Mientras tanto, Daniel y su novia, la Maga Melyna, siguen trabajando en el proyecto ‘Juguetes Bohemia’, en el que entremezclan magia y poesía en un mismo acto. Para él, la fuerza que posee la poesía es única, incapaz de quedarse enclaustrada entre las páginas de un libro. La palabra poética es libre, y es en esa libertad en la que encuentra nuevas formas de posicionarse entre las personas.

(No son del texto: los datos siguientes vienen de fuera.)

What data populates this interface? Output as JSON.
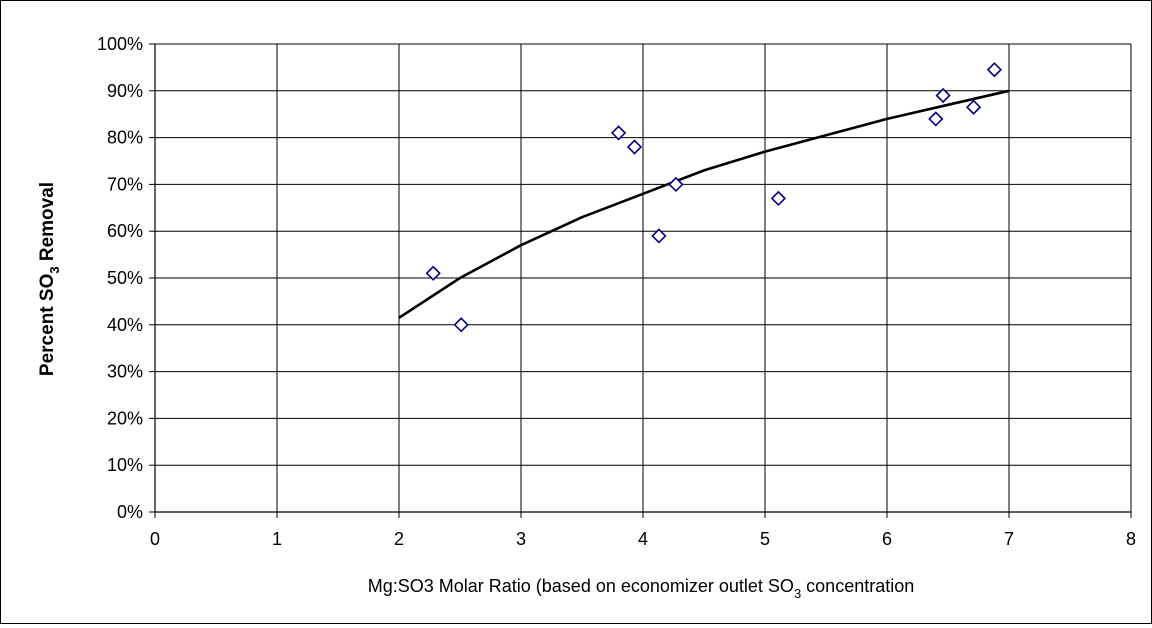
{
  "chart_data": {
    "type": "scatter",
    "title": "",
    "xlabel_main": "Mg:SO3 Molar Ratio (based on economizer outlet SO",
    "xlabel_sub": "3",
    "xlabel_tail": " concentration",
    "ylabel_main": "Percent SO",
    "ylabel_sub": "3",
    "ylabel_tail": " Removal",
    "xlim": [
      0,
      8
    ],
    "ylim": [
      0,
      100
    ],
    "x_ticks": [
      0,
      1,
      2,
      3,
      4,
      5,
      6,
      7,
      8
    ],
    "x_tick_labels": [
      "0",
      "1",
      "2",
      "3",
      "4",
      "5",
      "6",
      "7",
      "8"
    ],
    "y_ticks": [
      0,
      10,
      20,
      30,
      40,
      50,
      60,
      70,
      80,
      90,
      100
    ],
    "y_tick_labels": [
      "0%",
      "10%",
      "20%",
      "30%",
      "40%",
      "50%",
      "60%",
      "70%",
      "80%",
      "90%",
      "100%"
    ],
    "grid": true,
    "legend": "none",
    "series": [
      {
        "type": "scatter",
        "marker": "diamond",
        "color": "#000080",
        "x": [
          2.28,
          2.51,
          3.8,
          3.93,
          4.13,
          4.27,
          5.11,
          6.4,
          6.46,
          6.71,
          6.88
        ],
        "y": [
          51,
          40,
          81,
          78,
          59,
          70,
          67,
          84,
          89,
          86.5,
          94.5
        ]
      },
      {
        "type": "line",
        "role": "trendline",
        "color": "#000000",
        "x": [
          2.0,
          2.5,
          3.0,
          3.5,
          4.0,
          4.5,
          5.0,
          5.5,
          6.0,
          6.5,
          7.0
        ],
        "y": [
          41.5,
          50.0,
          57.0,
          63.0,
          68.0,
          73.0,
          77.0,
          80.5,
          84.0,
          87.0,
          90.0
        ]
      }
    ]
  }
}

Me alejo de los sonetos de Daniel Vallejo

Sin embargo, la actuación no es su mejor destreza. El movimiento, la comunicación con el público o el desarrollo de una escena son cosas que lo intranquilizan. Con el paso del tiempo, espera adquirir la pericia para no sentirse un extraño sobre las tablas.

Antes de que él vuelva a ensayos y trabajo, una pregunta de rigor: ¿quién es el poeta? Daniel lo piensa por unos segundos. Luego, con un tono pausado, responde que este es el constructor de la palabra. Su labor se asemeja a la del vigía: atento a todo aquello que se dice o se escribe.